Transport · Stations · Beijing
Beijing West Railway Station
北京西站. Beijing's southwestern hub for Guangzhou high-speed trains and overnight services south, with Metro Lines 7 and 9 nearby.
About this station
Beijing West Railway Station opened in 1996 after a decade of planning and construction, intended to handle the rapidly growing demand for rail travel toward central and southern China. At the time of opening it was the largest railway station in Asia, and though several newer stations have since surpassed it in floor area, it remains one of the city's busiest.
The station's architectural style is a distinctly 1990s blend of classical Chinese motifs — a double-eaved central tower, decorative cornices — applied to a modern concrete frame. The building is sprawling and multi-level, which makes navigation confusing for first-time visitors but logical once the floor plan is understood.

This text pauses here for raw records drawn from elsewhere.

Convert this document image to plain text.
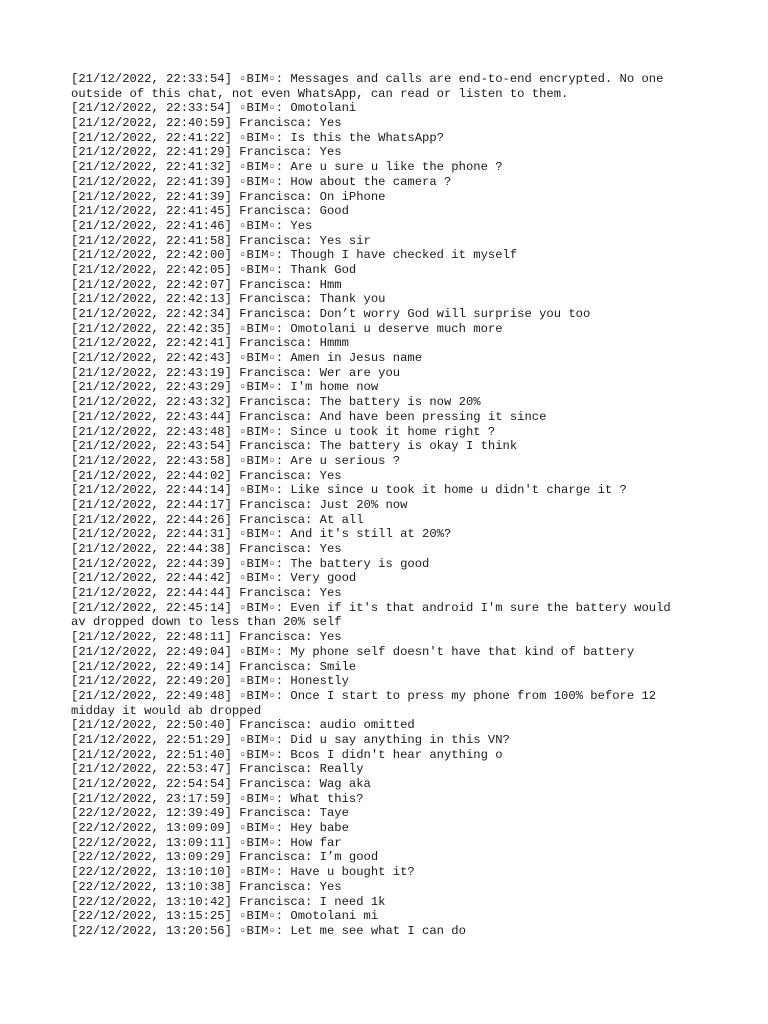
[21/12/2022, 22:33:54] ▫BIM▫: Messages and calls are end-to-end encrypted. No one
outside of this chat, not even WhatsApp, can read or listen to them.
[21/12/2022, 22:33:54] ▫BIM▫: Omotolani
[21/12/2022, 22:40:59] Francisca: Yes
[21/12/2022, 22:41:22] ▫BIM▫: Is this the WhatsApp?
[21/12/2022, 22:41:29] Francisca: Yes
[21/12/2022, 22:41:32] ▫BIM▫: Are u sure u like the phone ?
[21/12/2022, 22:41:39] ▫BIM▫: How about the camera ?
[21/12/2022, 22:41:39] Francisca: On iPhone
[21/12/2022, 22:41:45] Francisca: Good
[21/12/2022, 22:41:46] ▫BIM▫: Yes
[21/12/2022, 22:41:58] Francisca: Yes sir
[21/12/2022, 22:42:00] ▫BIM▫: Though I have checked it myself
[21/12/2022, 22:42:05] ▫BIM▫: Thank God
[21/12/2022, 22:42:07] Francisca: Hmm
[21/12/2022, 22:42:13] Francisca: Thank you
[21/12/2022, 22:42:34] Francisca: Don’t worry God will surprise you too
[21/12/2022, 22:42:35] ▫BIM▫: Omotolani u deserve much more
[21/12/2022, 22:42:41] Francisca: Hmmm
[21/12/2022, 22:42:43] ▫BIM▫: Amen in Jesus name
[21/12/2022, 22:43:19] Francisca: Wer are you
[21/12/2022, 22:43:29] ▫BIM▫: I'm home now
[21/12/2022, 22:43:32] Francisca: The battery is now 20%
[21/12/2022, 22:43:44] Francisca: And have been pressing it since
[21/12/2022, 22:43:48] ▫BIM▫: Since u took it home right ?
[21/12/2022, 22:43:54] Francisca: The battery is okay I think
[21/12/2022, 22:43:58] ▫BIM▫: Are u serious ?
[21/12/2022, 22:44:02] Francisca: Yes
[21/12/2022, 22:44:14] ▫BIM▫: Like since u took it home u didn't charge it ?
[21/12/2022, 22:44:17] Francisca: Just 20% now
[21/12/2022, 22:44:26] Francisca: At all
[21/12/2022, 22:44:31] ▫BIM▫: And it's still at 20%?
[21/12/2022, 22:44:38] Francisca: Yes
[21/12/2022, 22:44:39] ▫BIM▫: The battery is good
[21/12/2022, 22:44:42] ▫BIM▫: Very good
[21/12/2022, 22:44:44] Francisca: Yes
[21/12/2022, 22:45:14] ▫BIM▫: Even if it's that android I'm sure the battery would
av dropped down to less than 20% self
[21/12/2022, 22:48:11] Francisca: Yes
[21/12/2022, 22:49:04] ▫BIM▫: My phone self doesn't have that kind of battery
[21/12/2022, 22:49:14] Francisca: Smile
[21/12/2022, 22:49:20] ▫BIM▫: Honestly
[21/12/2022, 22:49:48] ▫BIM▫: Once I start to press my phone from 100% before 12
midday it would ab dropped
[21/12/2022, 22:50:40] Francisca: audio omitted
[21/12/2022, 22:51:29] ▫BIM▫: Did u say anything in this VN?
[21/12/2022, 22:51:40] ▫BIM▫: Bcos I didn't hear anything o
[21/12/2022, 22:53:47] Francisca: Really
[21/12/2022, 22:54:54] Francisca: Wag aka
[21/12/2022, 23:17:59] ▫BIM▫: What this?
[22/12/2022, 12:39:49] Francisca: Taye
[22/12/2022, 13:09:09] ▫BIM▫: Hey babe
[22/12/2022, 13:09:11] ▫BIM▫: How far
[22/12/2022, 13:09:29] Francisca: I’m good
[22/12/2022, 13:10:10] ▫BIM▫: Have u bought it?
[22/12/2022, 13:10:38] Francisca: Yes
[22/12/2022, 13:10:42] Francisca: I need 1k
[22/12/2022, 13:15:25] ▫BIM▫: Omotolani mi
[22/12/2022, 13:20:56] ▫BIM▫: Let me see what I can do
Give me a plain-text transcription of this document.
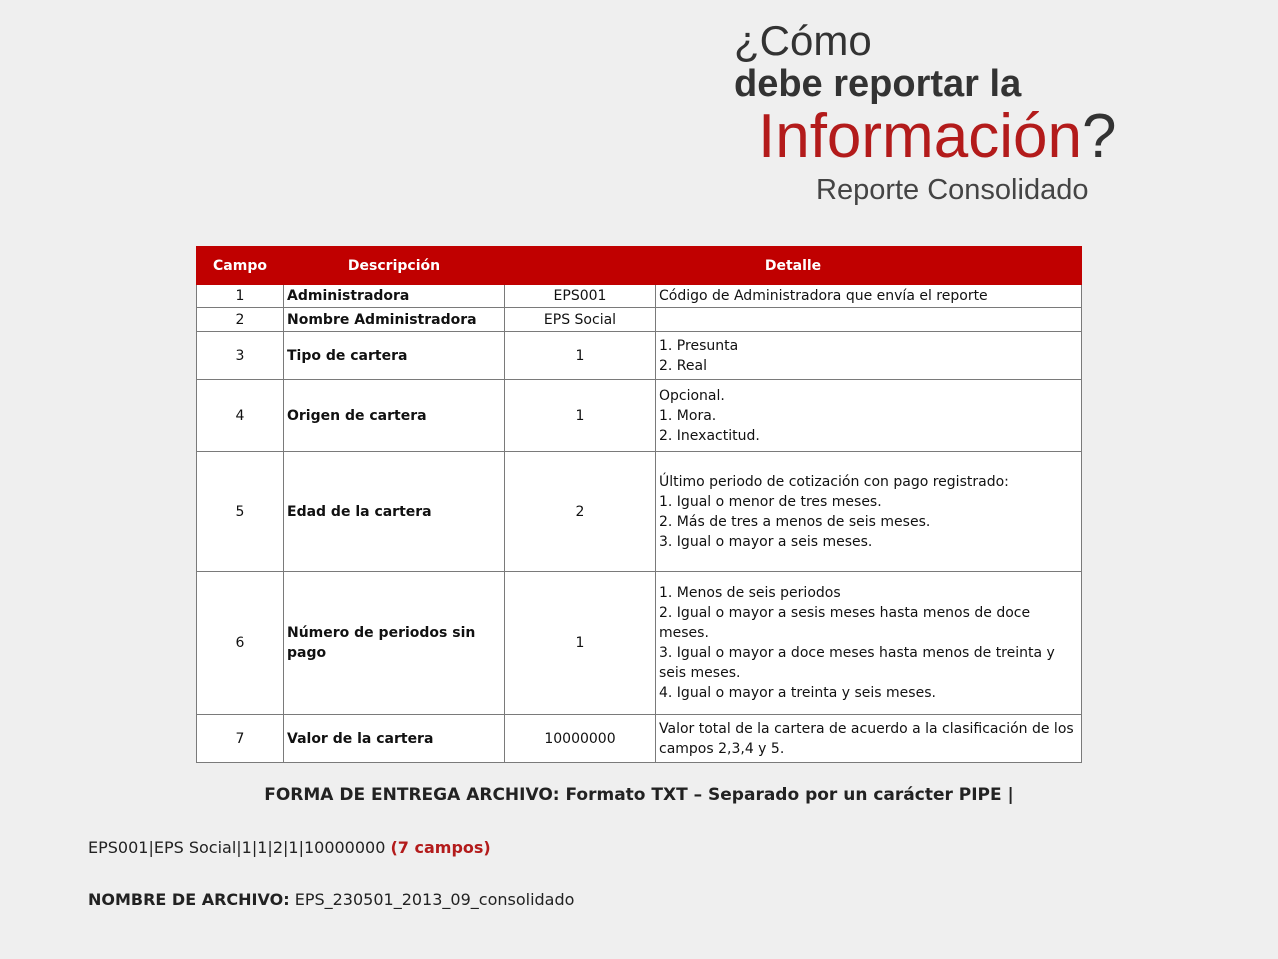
¿Cómo
debe reportar la
Información?
Reporte Consolidado
Campo	Descripción	Detalle	
1	Administradora	EPS001	Código de Administradora que envía el reporte

2	Nombre Administradora	EPS Social	

3	Tipo de cartera	1	1. Presunta
2. Real

4	Origen de cartera	1	Opcional.
1. Mora.
2. Inexactitud.

5	Edad de la cartera	2	Último periodo de cotización con pago registrado:
1. Igual o menor de tres meses.
2. Más de tres a menos de seis meses.
3. Igual o mayor a seis meses.

6	Número de periodos sin pago	1	1. Menos de seis periodos
2. Igual o mayor a sesis meses hasta menos de doce meses.
3. Igual o mayor a doce meses hasta menos de treinta y seis meses.
4. Igual o mayor a treinta y seis meses.

7	Valor de la cartera	10000000	Valor total de la cartera de acuerdo a la clasificación de los campos 2,3,4 y 5.
FORMA DE ENTREGA ARCHIVO: Formato TXT – Separado por un carácter PIPE |
EPS001|EPS Social|1|1|2|1|10000000 (7 campos)
NOMBRE DE ARCHIVO: EPS_230501_2013_09_consolidado
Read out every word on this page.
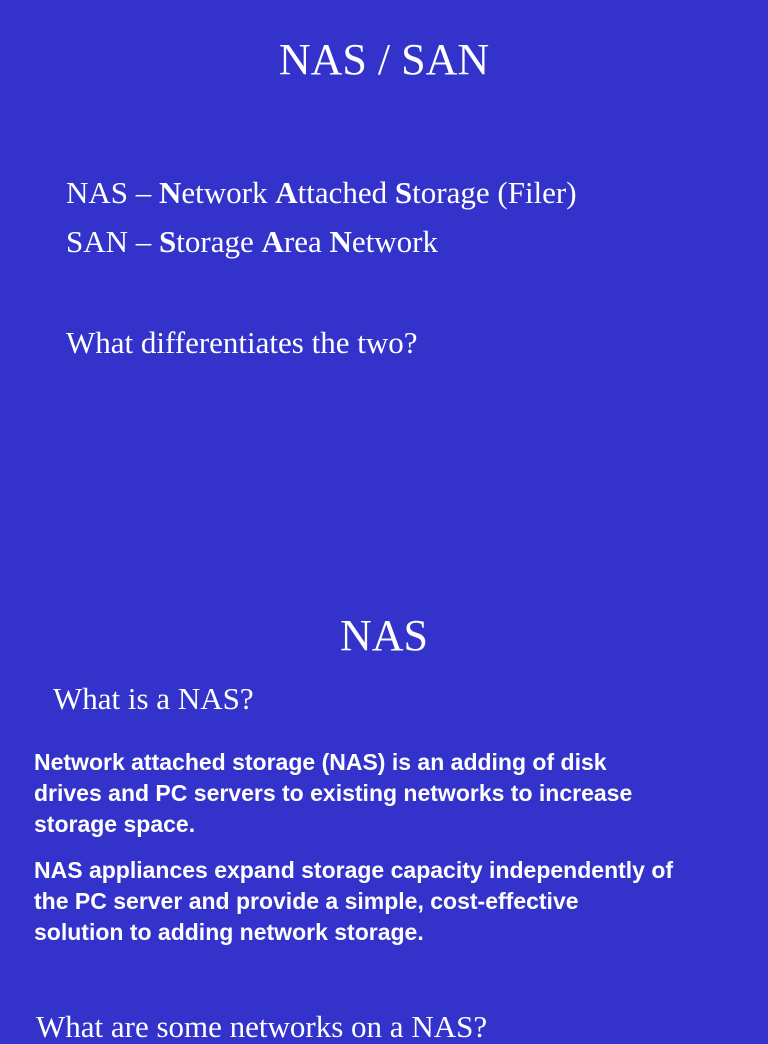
NAS / SAN
NAS – Network Attached Storage (Filer)
SAN – Storage Area Network
What differentiates the two?
NAS
What is a NAS?

Network attached storage (NAS) is an adding of disk drives and PC servers to existing networks to increase storage space.

NAS appliances expand storage capacity independently of the PC server and provide a simple, cost-effective solution to adding network storage.

What are some networks on a NAS?
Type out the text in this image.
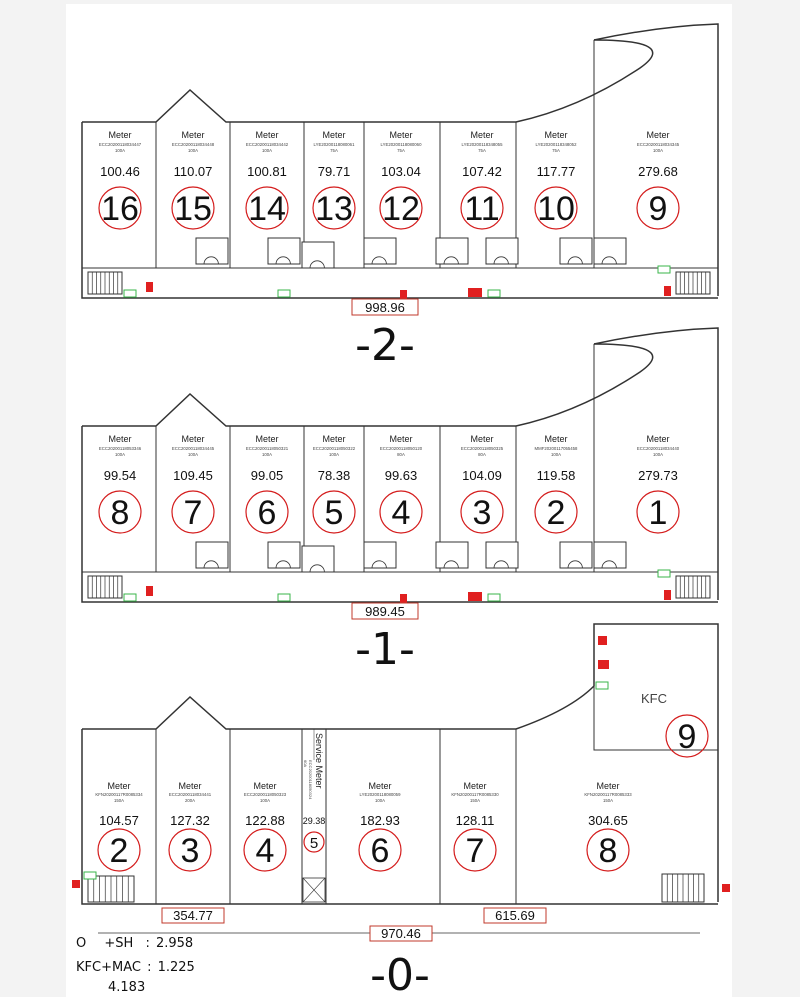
Meter
ECC20200118034447
100A
100.46
16
Meter
ECC20200118034448
100A
110.07
15
Meter
ECC20200118034442
100A
100.81
14
Meter
LYE20200118080061
75A
79.71
13
Meter
LYE20200118080060
75A
103.04
12
Meter
LYE20200118348055
75A
107.42
11
Meter
LYE20200118348052
75A
117.77
10
Meter
ECC20200118034345
100A
279.68
9
998.96
-2-
Meter
ECC20200118053346
100A
99.54
8
Meter
ECC20200118034445
100A
109.45
7
Meter
ECC20200118050321
100A
99.05
6
Meter
ECC20200118050322
100A
78.38
5
Meter
ECC20200118050120
80A
99.63
4
Meter
ECC20200118050325
80A
104.09
3
Meter
MMF20200117055458
100A
119.58
2
Meter
ECC20200118034440
100A
279.73
1
989.45
-1-
Meter
KFN20200117R0085334
150A
104.57
2
Meter
ECC20200118034441
200A
127.32
3
Meter
ECC20200118050323
100A
122.88
4
Service Meter
ECC20200118050324
60A
29.38
5
Meter
LYE20200118080059
100A
182.93
6
Meter
KFN20200117R0085330
150A
128.11
7
Meter
KFN20200117R0085333
150A
304.65
8
KFC
9
354.77	615.69
970.46
-0-
O +SH : 2.958
KFC+MAC : 1.225
4.183
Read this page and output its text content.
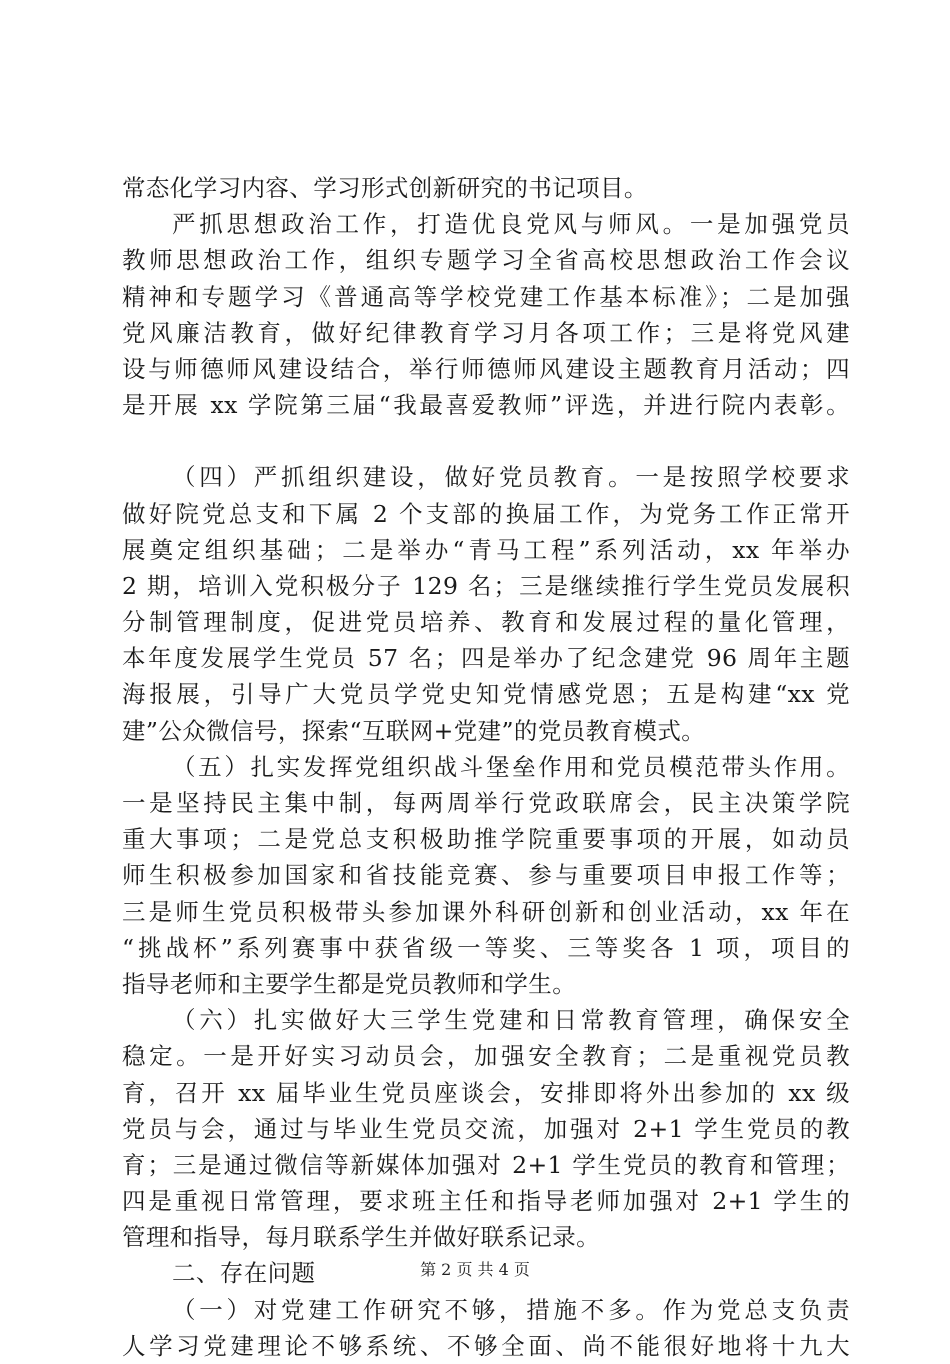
常态化学习内容、学习形式创新研究的书记项目。
严抓思想政治工作，打造优良党风与师风。一是加强党员
教师思想政治工作，组织专题学习全省高校思想政治工作会议
精神和专题学习《普通高等学校党建工作基本标准》；二是加强
党风廉洁教育，做好纪律教育学习月各项工作；三是将党风建
设与师德师风建设结合，举行师德师风建设主题教育月活动；四
是开展 xx 学院第三届“我最喜爱教师”评选，并进行院内表彰。
（四）严抓组织建设，做好党员教育。一是按照学校要求
做好院党总支和下属 2 个支部的换届工作，为党务工作正常开
展奠定组织基础；二是举办“青马工程”系列活动，xx 年举办
2 期，培训入党积极分子 129 名；三是继续推行学生党员发展积
分制管理制度，促进党员培养、教育和发展过程的量化管理，
本年度发展学生党员 57 名；四是举办了纪念建党 96 周年主题
海报展，引导广大党员学党史知党情感党恩；五是构建“xx 党
建”公众微信号，探索“互联网+党建”的党员教育模式。
（五）扎实发挥党组织战斗堡垒作用和党员模范带头作用。
一是坚持民主集中制，每两周举行党政联席会，民主决策学院
重大事项；二是党总支积极助推学院重要事项的开展，如动员
师生积极参加国家和省技能竞赛、参与重要项目申报工作等；
三是师生党员积极带头参加课外科研创新和创业活动，xx 年在
“挑战杯”系列赛事中获省级一等奖、三等奖各 1 项，项目的
指导老师和主要学生都是党员教师和学生。
（六）扎实做好大三学生党建和日常教育管理，确保安全
稳定。一是开好实习动员会，加强安全教育；二是重视党员教
育，召开 xx 届毕业生党员座谈会，安排即将外出参加的 xx 级
党员与会，通过与毕业生党员交流，加强对 2+1 学生党员的教
育；三是通过微信等新媒体加强对 2+1 学生党员的教育和管理；
四是重视日常管理，要求班主任和指导老师加强对 2+1 学生的
管理和指导，每月联系学生并做好联系记录。
二、存在问题
（一）对党建工作研究不够，措施不多。作为党总支负责
人学习党建理论不够系统、不够全面、尚不能很好地将十九大
第 2 页 共 4 页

Beijing West is the northern terminus of the Beijing–Guangzhou high-speed corridor, which runs more than 2,000 kilometres south through Zhengzhou, Wuhan, Changsha, and Guangzhou. It also handles the original Beijing–Kowloon conventional-speed line, an overnight service that predates high-speed rail and still runs through Jiulong station in Hong Kong.
Entry tips
The station is large and can be disorienting on a first visit. Confirm your platform number from the departure boards well in advance — the numbered waiting halls are on multiple levels. Peak-hour queues at the main south entrance are long; the north entrance tends to be quieter.
Security flow
Standard three-step process: perimeter baggage scan, waiting hall entry ticket check, platform gate scan. The international waiting area for some overnight trains is on a separate floor — check your ticket's indicated waiting hall carefully.
Food inside the station
A three-level catering zone in the main hall includes Lanzhou beef noodles, dumplings, bubble tea shops, and convenience stores. The basement level has a larger food hall that is worth the extra walk.
Food nearby
Lize Financial District to the south has modern shopping malls with a full range of restaurants. The Liulichang antique street is a 20-minute metro ride east.
Transit to the city
Metro Line 7 and the Airport Line (Line 9 interchange at Guogongzhuang) serve the station. Taxis use the dedicated south plaza queue. Ride-hailing vehicles collect at a separate designated area north of the main plaza.